Bloomberg reports on the new Tesla Model 3, which it notes "has a starting price of $35,000." It notes further that "The U.S. government provides a tax rebate of $7,500 for electric cars. Some states offer additional incentives. In California and New York, for example, a base Model 3 might cost as little as $25,000."
I can see arguments on both sides of that one. If the goal is decreasing fossil fuel emissions and therefore curbing climate change, maybe it'd be more effective to raise the gas tax, and let people figure out for themselves whether they want to respond by driving less (and walking, biking, or taking buses or subways more), buying an electric car, or buying a car that is non-electric but is nonetheless smaller or more fuel efficient. But a gas tax increase looks like a tax increase, while the electric car subsidy looks like the government is giving something — "the U.S. government provides," as Bloomberg puts it — rather than taking it away. The lost sales of non-electric cars and trucks, and the taxes collected, or funds borrowed, to fund the subsidies, are less directly visible than a gas tax increase would be.
One challenge for Tesla is whether it can build cars so good that individual customers would be willing to buy them even without being paid $7,500 by the government.
It's one thing to subsidize electric cars; it's another thing to ban the sale of new gas-powered vehicles. A New York Times editorial recently reported that such a move is under way:
The drive to switch to electric cars went a mile further last Wednesday when Britain joined France in pledging to end the sale of new gas and diesel cars by 2040. Norway and India have also said they want to get rid of gas and diesel cars...Bringing people around is a big challenge in the fight against climate change. That's one reason the announcements by Britain, France, India and Norway are important, and the more governments that follow suit, the better.
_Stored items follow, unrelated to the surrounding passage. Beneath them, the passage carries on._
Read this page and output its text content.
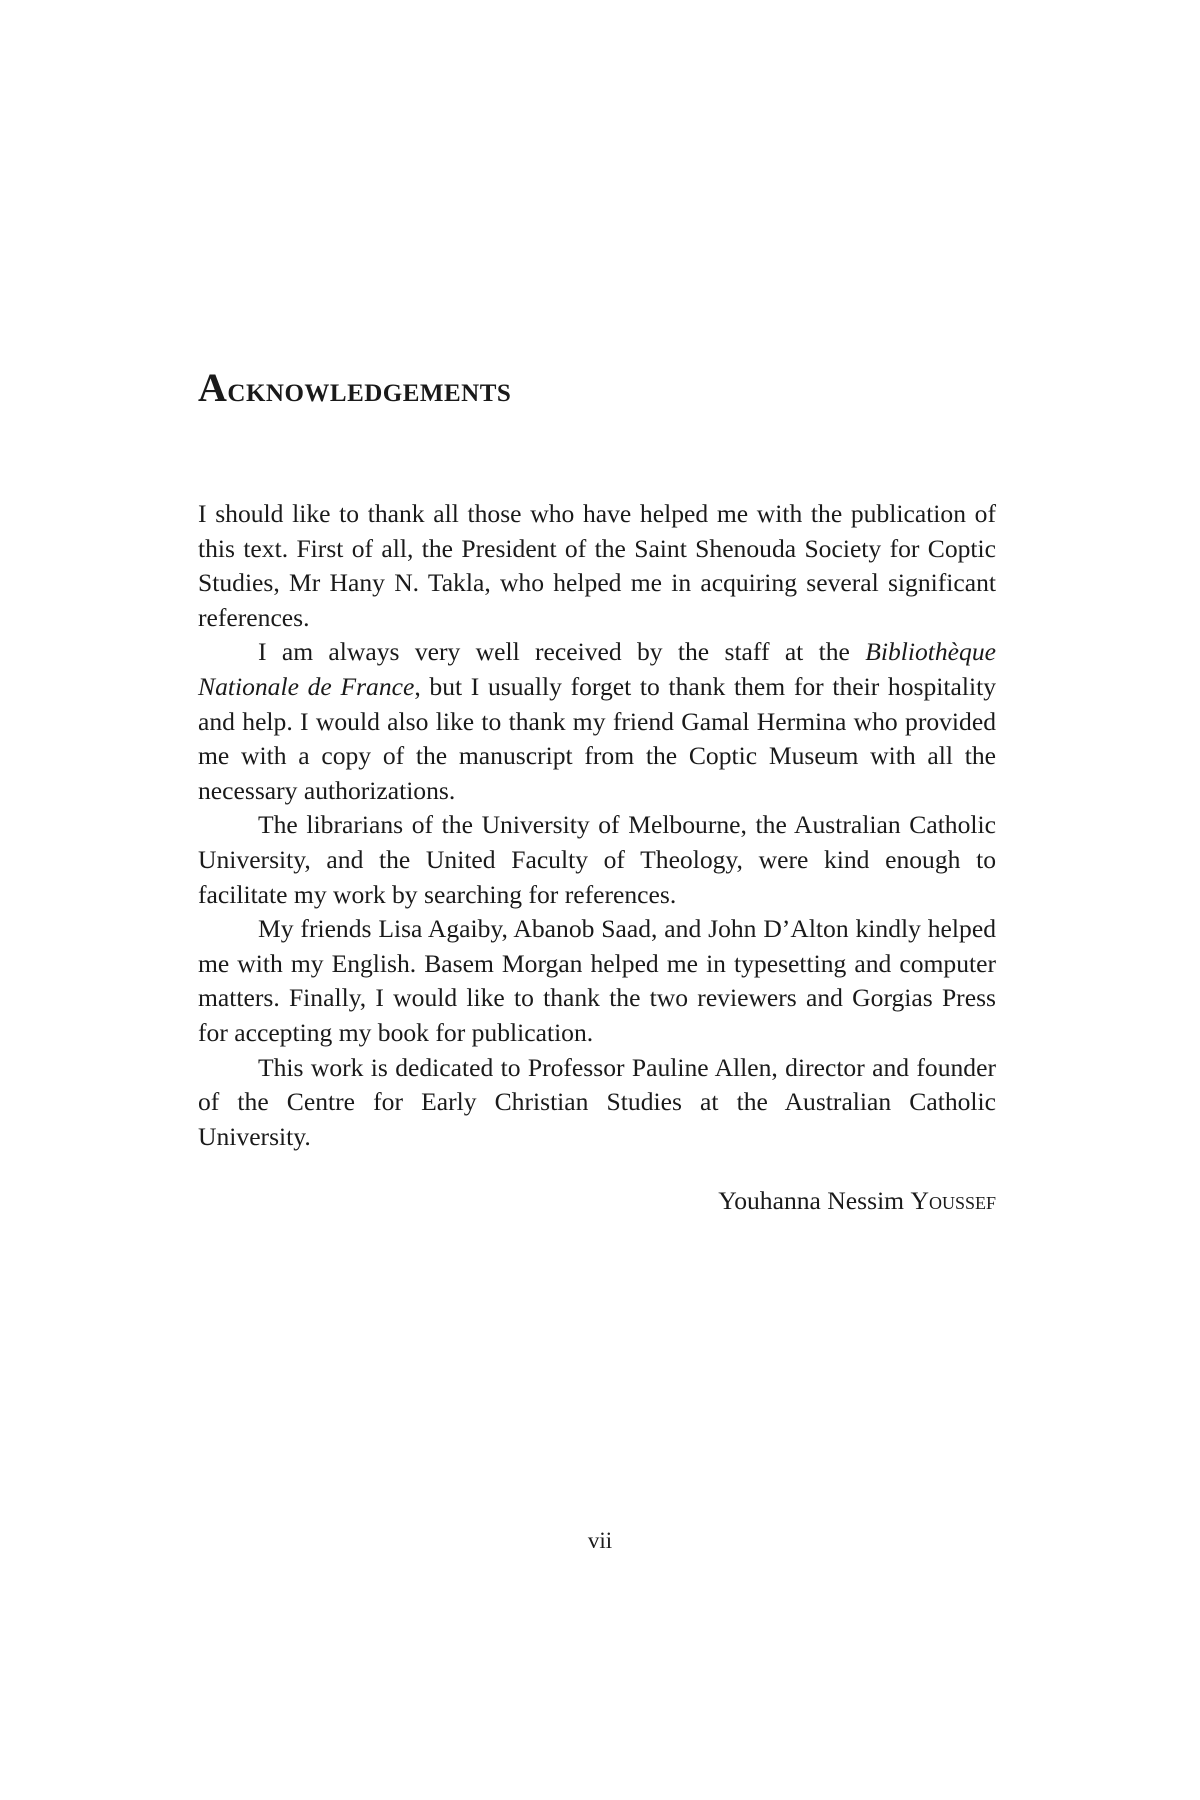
Acknowledgements

I should like to thank all those who have helped me with the publication of this text. First of all, the President of the Saint Shenouda Society for Coptic Studies, Mr Hany N. Takla, who helped me in acquiring several significant references.

I am always very well received by the staff at the Bibliothèque Nationale de France, but I usually forget to thank them for their hospitality and help. I would also like to thank my friend Gamal Hermina who provided me with a copy of the manuscript from the Coptic Museum with all the necessary authorizations.

The librarians of the University of Melbourne, the Australian Catholic University, and the United Faculty of Theology, were kind enough to facilitate my work by searching for references.

My friends Lisa Agaiby, Abanob Saad, and John D’Alton kindly helped me with my English. Basem Morgan helped me in typesetting and computer matters. Finally, I would like to thank the two reviewers and Gorgias Press for accepting my book for publication.

This work is dedicated to Professor Pauline Allen, director and founder of the Centre for Early Christian Studies at the Australian Catholic University.

Youhanna Nessim Youssef
vii
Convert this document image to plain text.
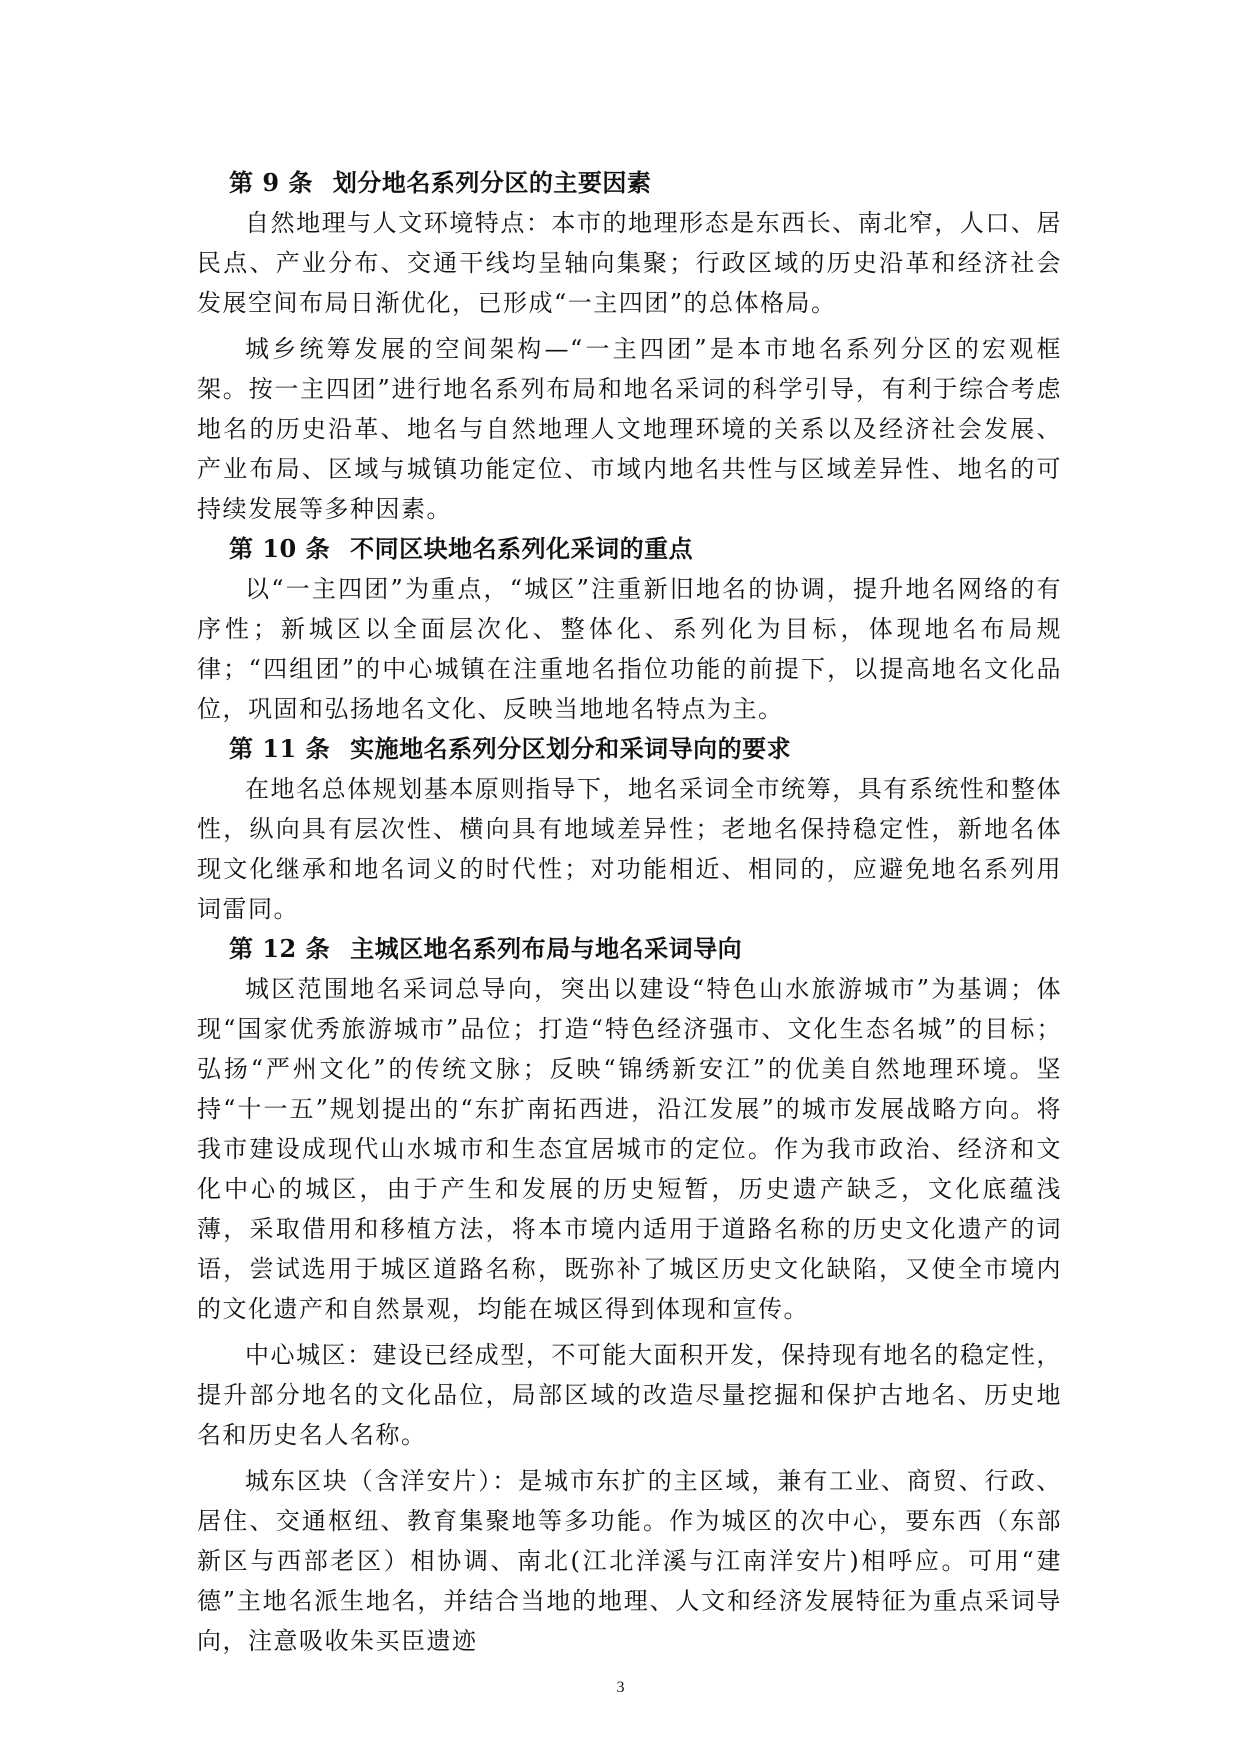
第 9 条 划分地名系列分区的主要因素

自然地理与人文环境特点：本市的地理形态是东西长、南北窄，人口、居民点、产业分布、交通干线均呈轴向集聚；行政区域的历史沿革和经济社会发展空间布局日渐优化，已形成“一主四团”的总体格局。

城乡统筹发展的空间架构—“一主四团”是本市地名系列分区的宏观框架。按一主四团”进行地名系列布局和地名采词的科学引导，有利于综合考虑地名的历史沿革、地名与自然地理人文地理环境的关系以及经济社会发展、产业布局、区域与城镇功能定位、市域内地名共性与区域差异性、地名的可持续发展等多种因素。

第 10 条 不同区块地名系列化采词的重点

以“一主四团”为重点，“城区”注重新旧地名的协调，提升地名网络的有序性；新城区以全面层次化、整体化、系列化为目标，体现地名布局规律；“四组团”的中心城镇在注重地名指位功能的前提下，以提高地名文化品位，巩固和弘扬地名文化、反映当地地名特点为主。

第 11 条 实施地名系列分区划分和采词导向的要求

在地名总体规划基本原则指导下，地名采词全市统筹，具有系统性和整体性，纵向具有层次性、横向具有地域差异性；老地名保持稳定性，新地名体现文化继承和地名词义的时代性；对功能相近、相同的，应避免地名系列用词雷同。

第 12 条 主城区地名系列布局与地名采词导向

城区范围地名采词总导向，突出以建设“特色山水旅游城市”为基调；体现“国家优秀旅游城市”品位；打造“特色经济强市、文化生态名城”的目标；弘扬“严州文化”的传统文脉；反映“锦绣新安江”的优美自然地理环境。坚持“十一五”规划提出的“东扩南拓西进，沿江发展”的城市发展战略方向。将我市建设成现代山水城市和生态宜居城市的定位。作为我市政治、经济和文化中心的城区，由于产生和发展的历史短暂，历史遗产缺乏，文化底蕴浅薄，采取借用和移植方法，将本市境内适用于道路名称的历史文化遗产的词语，尝试选用于城区道路名称，既弥补了城区历史文化缺陷，又使全市境内的文化遗产和自然景观，均能在城区得到体现和宣传。

中心城区：建设已经成型，不可能大面积开发，保持现有地名的稳定性，提升部分地名的文化品位，局部区域的改造尽量挖掘和保护古地名、历史地名和历史名人名称。

城东区块（含洋安片）：是城市东扩的主区域，兼有工业、商贸、行政、居住、交通枢纽、教育集聚地等多功能。作为城区的次中心，要东西（东部新区与西部老区）相协调、南北(江北洋溪与江南洋安片)相呼应。可用“建德”主地名派生地名，并结合当地的地理、人文和经济发展特征为重点采词导向，注意吸收朱买臣遗迹

3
If the Times feels so strongly about this, nothing is stopping the Times Company from immediately converting its entire fleet of newspaper delivery trucks to electric power or from requiring its home delivery contractors to use electric powered vehicles. It won't, though, because that would be more expensive, and the newspaper already is struggling financially (or at least intermittently claims it is when it is plumping for an antitrust exemption or explaining reductions in news coverage and staffing.) Again, it's a challenge for the electric car industry: come up with a product so good that customers would buy them of their own free will, without having to be forced to do so by the government banning the sale of competing products.